Lembrando as Obras do Passado
O salmo começa com uma forte declaração de fé, baseada na história. "Nós ouvimos com os nossos ouvidos, ó Deus; nossos pais nos têm contado a obra que fizeste em seus dias, nos tempos da antiguidade". Eles se lembram de como Deus, com Sua própria mão, estabeleceu Israel na Terra Prometida. A vitória nunca foi deles: "não foi pela sua espada que possuíram a terra, nem foi o seu braço que os salvou, mas a tua destra, e o teu braço, e a luz da tua face, porquanto te agradaste deles".
Essa lembrança do poder salvador de Deus no passado é o que torna a situação presente tão dolorosa e confusa.
A Confusão do Presente: Rejeitados e Humilhados
O tom do salmo muda drasticamente. "Mas agora tu nos rejeitaste e nos confundiste e não sais com os nossos exércitos". O mesmo Deus que lhes dava a vitória agora parece ser a causa de sua humilhação. Eles são derrotados, saqueados, espalhados entre as nações e se tornaram motivo de zombaria. "Fazes de nós um provérbio entre as nações, um menear de cabeça entre os povos".
O ponto mais agudo do significado do Salmo 44 está na alegação do povo de que eles não mereciam isso. "Tudo isto nos sobreveio; contudo, não nos esquecemos de ti, nem fomos infiéis à tua aliança. O nosso coração não voltou para trás, nem os nossos passos se desviaram das tuas veredas". Diferente dos salmos penitenciais, aqui o povo não está sofrendo por causa de seu pecado, mas apesar de sua fidelidade. Isso torna o silêncio de Deus ainda mais incompreensível.
Um Apelo à Ação: "Levanta-te em Nosso Auxílio!"
Sentindo-se como "ovelhas para o matadouro", mortos "todo o dia" (uma frase que o apóstolo Paulo usa em Romanos 8:36 para descrever o sofrimento dos crentes), a comunidade explode em um clamor desesperado e urgente. "Desperta! Por que dormes, Senhor? Acorda! Não nos rejeites para sempre. Por que escondes a tua face e te esqueces da nossa miséria e da nossa opressão?".
Esta linguagem não é uma acusação teológica de que Deus literalmente dorme. É uma metáfora poderosa, nascida da angústia, para expressar o sentimento de abandono total. É um apelo para que o Deus que parece inativo se manifeste e aja.

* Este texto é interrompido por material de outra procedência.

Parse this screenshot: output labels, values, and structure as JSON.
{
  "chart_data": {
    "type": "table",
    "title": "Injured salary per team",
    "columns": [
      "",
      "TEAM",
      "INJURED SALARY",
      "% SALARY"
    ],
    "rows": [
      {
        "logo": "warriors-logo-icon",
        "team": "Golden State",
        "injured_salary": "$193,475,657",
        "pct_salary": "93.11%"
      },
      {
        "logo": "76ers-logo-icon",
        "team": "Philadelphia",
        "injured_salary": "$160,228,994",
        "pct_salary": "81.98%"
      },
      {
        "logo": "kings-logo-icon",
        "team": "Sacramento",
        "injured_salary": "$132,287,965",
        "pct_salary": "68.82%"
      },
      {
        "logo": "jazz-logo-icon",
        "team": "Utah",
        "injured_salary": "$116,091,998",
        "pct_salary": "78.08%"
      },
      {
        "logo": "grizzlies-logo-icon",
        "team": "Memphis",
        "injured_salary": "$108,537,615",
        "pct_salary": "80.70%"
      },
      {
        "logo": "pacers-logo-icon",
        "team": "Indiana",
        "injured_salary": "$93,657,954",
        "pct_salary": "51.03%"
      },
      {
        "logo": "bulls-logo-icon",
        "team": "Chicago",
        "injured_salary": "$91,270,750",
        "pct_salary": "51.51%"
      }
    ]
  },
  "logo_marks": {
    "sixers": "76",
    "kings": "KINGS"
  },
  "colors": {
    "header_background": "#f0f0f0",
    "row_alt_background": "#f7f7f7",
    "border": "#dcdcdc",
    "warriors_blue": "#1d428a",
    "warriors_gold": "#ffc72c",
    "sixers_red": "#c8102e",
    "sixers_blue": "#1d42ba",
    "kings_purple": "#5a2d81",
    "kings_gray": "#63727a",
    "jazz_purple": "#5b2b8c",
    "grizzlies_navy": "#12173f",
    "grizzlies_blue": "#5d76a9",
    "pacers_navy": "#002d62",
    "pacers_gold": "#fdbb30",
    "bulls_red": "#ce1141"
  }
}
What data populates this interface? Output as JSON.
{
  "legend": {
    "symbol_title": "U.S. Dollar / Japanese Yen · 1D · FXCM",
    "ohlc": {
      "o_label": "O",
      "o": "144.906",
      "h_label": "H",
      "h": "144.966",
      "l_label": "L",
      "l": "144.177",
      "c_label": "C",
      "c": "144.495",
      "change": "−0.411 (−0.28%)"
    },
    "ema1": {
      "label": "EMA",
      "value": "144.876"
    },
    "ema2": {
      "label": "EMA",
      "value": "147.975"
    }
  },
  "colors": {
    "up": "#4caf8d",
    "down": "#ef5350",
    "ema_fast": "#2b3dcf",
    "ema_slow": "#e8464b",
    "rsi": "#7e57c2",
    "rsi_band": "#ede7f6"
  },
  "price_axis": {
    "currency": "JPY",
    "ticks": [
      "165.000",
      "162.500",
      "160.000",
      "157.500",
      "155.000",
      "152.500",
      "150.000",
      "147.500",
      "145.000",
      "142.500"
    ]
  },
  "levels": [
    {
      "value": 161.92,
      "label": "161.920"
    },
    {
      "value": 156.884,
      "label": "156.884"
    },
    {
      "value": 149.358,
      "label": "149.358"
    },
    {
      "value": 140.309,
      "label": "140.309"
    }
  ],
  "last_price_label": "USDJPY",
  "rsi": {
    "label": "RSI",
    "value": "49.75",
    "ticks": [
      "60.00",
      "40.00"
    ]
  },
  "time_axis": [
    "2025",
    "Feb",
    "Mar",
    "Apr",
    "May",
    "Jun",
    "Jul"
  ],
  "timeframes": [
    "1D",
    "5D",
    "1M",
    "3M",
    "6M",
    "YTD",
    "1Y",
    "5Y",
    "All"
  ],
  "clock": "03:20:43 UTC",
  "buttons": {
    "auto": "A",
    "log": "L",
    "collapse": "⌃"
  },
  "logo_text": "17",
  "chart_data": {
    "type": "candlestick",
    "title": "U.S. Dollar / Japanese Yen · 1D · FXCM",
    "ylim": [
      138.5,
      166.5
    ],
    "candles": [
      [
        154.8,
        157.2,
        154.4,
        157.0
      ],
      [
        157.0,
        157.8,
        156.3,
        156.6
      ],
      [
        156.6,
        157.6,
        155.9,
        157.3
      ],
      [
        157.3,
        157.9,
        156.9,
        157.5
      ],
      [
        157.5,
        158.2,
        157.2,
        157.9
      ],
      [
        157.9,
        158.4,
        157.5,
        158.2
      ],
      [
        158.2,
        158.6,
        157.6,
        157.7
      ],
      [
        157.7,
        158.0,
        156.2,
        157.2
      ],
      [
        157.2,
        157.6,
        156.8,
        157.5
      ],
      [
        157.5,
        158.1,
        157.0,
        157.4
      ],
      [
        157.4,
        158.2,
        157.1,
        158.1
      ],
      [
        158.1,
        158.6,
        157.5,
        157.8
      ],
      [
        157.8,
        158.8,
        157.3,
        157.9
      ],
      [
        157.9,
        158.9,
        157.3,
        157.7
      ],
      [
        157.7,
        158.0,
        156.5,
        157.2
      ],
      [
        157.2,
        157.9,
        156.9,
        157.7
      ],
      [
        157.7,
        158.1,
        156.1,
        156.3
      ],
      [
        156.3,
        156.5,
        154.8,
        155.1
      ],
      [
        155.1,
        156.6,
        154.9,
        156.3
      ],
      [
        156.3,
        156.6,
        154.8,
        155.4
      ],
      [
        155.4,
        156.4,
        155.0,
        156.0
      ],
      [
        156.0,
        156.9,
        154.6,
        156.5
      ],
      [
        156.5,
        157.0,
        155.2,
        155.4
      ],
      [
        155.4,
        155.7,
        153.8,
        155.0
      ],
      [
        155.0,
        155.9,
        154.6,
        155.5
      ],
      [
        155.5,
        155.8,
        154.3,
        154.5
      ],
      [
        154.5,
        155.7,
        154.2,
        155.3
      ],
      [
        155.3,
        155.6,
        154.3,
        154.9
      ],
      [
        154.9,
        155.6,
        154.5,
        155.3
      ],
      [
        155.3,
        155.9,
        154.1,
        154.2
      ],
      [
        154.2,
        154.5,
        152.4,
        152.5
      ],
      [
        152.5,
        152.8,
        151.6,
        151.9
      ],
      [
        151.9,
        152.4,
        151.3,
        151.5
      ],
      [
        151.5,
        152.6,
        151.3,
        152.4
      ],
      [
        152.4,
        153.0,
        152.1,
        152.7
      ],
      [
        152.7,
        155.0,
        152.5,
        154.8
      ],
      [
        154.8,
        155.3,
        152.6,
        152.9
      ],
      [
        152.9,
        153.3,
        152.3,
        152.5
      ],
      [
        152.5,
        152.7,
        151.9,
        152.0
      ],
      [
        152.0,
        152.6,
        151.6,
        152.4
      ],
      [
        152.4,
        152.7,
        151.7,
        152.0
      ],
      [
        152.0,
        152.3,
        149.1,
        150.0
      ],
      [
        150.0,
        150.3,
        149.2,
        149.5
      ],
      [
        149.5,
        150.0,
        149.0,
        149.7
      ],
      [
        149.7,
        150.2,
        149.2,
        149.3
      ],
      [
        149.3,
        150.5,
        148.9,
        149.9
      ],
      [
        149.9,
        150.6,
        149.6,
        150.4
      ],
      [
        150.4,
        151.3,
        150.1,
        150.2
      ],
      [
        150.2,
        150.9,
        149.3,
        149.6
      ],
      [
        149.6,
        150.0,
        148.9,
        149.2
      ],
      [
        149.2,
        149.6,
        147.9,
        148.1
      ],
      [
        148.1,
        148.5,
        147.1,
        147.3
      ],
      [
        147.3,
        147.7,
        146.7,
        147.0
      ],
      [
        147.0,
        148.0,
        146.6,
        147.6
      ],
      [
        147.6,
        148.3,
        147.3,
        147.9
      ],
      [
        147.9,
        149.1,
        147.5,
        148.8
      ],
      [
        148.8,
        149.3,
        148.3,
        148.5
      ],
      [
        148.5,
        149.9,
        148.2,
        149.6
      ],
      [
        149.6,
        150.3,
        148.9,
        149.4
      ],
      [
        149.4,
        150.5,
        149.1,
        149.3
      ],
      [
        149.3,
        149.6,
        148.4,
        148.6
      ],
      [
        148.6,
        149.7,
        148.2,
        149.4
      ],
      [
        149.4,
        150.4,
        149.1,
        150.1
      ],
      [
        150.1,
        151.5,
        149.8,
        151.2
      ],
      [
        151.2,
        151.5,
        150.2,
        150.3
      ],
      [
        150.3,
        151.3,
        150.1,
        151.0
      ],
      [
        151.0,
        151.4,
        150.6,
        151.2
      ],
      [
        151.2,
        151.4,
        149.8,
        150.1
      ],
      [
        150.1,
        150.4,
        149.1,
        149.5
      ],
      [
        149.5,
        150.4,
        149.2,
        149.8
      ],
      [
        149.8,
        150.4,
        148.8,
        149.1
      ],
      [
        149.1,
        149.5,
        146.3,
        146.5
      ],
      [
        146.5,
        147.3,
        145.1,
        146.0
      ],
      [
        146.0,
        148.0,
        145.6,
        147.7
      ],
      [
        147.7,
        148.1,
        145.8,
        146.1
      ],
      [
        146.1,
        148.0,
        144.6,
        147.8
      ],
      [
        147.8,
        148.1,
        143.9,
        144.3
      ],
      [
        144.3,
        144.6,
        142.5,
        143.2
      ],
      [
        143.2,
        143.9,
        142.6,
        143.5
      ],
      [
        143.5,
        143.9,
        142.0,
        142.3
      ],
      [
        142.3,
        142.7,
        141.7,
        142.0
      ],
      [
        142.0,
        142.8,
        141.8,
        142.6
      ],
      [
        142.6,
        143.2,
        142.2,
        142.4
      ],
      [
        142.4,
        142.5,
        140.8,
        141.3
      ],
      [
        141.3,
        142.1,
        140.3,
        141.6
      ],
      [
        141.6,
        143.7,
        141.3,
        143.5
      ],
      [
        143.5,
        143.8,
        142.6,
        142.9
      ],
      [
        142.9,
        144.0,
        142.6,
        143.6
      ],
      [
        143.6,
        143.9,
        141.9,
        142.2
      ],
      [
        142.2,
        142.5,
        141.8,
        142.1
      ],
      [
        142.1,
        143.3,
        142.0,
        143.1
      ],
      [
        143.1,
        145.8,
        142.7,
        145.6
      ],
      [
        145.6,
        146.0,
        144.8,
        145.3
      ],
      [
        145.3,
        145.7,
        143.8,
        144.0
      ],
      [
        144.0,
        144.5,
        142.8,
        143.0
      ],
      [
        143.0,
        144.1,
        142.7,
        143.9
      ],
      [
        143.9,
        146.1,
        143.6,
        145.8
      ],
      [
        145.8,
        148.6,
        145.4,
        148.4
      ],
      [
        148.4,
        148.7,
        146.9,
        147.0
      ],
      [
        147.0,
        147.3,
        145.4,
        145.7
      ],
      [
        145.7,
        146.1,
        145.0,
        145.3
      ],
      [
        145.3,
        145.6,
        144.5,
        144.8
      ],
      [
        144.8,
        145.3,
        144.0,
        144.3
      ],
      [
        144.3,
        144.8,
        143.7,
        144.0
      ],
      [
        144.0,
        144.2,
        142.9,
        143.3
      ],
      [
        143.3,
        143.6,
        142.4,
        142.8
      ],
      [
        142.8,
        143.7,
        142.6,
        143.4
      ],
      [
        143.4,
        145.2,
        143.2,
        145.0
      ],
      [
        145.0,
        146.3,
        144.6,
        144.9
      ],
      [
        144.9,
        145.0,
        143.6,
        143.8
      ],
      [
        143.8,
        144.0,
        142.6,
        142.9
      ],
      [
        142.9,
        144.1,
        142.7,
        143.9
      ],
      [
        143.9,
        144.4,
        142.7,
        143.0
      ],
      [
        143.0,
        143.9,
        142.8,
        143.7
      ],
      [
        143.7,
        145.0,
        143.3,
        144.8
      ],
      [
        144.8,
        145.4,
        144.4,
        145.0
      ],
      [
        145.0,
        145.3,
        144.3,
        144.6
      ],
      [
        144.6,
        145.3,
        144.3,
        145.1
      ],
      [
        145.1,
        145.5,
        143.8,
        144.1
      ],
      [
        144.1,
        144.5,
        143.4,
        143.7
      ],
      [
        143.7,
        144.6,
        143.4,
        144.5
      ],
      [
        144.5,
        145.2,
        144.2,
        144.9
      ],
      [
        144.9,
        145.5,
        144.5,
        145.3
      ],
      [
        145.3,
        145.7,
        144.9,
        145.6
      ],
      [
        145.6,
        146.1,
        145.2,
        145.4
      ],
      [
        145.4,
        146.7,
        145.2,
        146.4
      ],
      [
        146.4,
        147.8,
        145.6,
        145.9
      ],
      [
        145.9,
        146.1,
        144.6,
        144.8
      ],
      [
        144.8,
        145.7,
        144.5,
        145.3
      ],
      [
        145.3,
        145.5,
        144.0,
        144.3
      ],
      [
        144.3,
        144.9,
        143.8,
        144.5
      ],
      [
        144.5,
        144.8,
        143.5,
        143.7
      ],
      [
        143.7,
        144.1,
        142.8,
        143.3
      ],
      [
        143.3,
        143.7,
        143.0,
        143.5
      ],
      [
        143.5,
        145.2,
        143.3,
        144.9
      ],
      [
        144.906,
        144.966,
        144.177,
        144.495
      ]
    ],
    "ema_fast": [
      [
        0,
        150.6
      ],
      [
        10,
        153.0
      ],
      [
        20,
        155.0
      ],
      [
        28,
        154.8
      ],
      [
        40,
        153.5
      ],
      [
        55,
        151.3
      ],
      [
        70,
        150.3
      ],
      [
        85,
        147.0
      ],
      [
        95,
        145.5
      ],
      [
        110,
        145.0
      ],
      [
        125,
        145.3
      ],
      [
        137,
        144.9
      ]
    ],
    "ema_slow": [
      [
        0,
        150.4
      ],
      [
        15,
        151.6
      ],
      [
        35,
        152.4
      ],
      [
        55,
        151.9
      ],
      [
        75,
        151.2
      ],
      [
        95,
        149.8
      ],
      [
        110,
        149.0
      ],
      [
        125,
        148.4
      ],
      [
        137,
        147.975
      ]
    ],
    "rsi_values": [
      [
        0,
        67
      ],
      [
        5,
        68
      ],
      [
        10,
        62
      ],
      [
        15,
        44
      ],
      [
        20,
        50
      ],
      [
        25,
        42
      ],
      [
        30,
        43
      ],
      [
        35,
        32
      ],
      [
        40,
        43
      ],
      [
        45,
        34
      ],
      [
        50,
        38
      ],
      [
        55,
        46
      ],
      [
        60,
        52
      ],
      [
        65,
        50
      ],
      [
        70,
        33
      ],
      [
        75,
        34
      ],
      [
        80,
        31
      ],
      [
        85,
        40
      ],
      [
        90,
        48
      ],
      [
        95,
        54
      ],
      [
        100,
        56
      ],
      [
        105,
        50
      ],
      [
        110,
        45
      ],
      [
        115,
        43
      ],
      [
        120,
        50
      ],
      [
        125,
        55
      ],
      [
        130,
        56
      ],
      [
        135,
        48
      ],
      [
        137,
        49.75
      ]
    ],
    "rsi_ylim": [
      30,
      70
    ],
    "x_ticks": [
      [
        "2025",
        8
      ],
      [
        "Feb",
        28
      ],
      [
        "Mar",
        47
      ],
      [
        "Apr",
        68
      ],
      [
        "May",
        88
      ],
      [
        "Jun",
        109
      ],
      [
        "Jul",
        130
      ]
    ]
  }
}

A oração final não é baseada nos méritos do povo, mas no caráter de Deus: "Levanta-te em nosso auxílio e resgata-nos por amor das tuas misericórdias". No fim, mesmo em sua confusão e dor, a única esperança deles é a hesed, o amor leal e a misericórdia de Deus.
O Salmo 44 é um conforto para aqueles que, em sua jornada de fé, enfrentam sofrimentos que não conseguem entender. Ele nos ensina que é legítimo levar nossas perguntas e nossa confusão a Deus. É permitido clamar com urgência para que Ele aja. E, no final, mesmo quando não temos respostas, podemos nos apegar a uma única coisa: a certeza de Sua misericórdia, que é a nossa única esperança de redenção.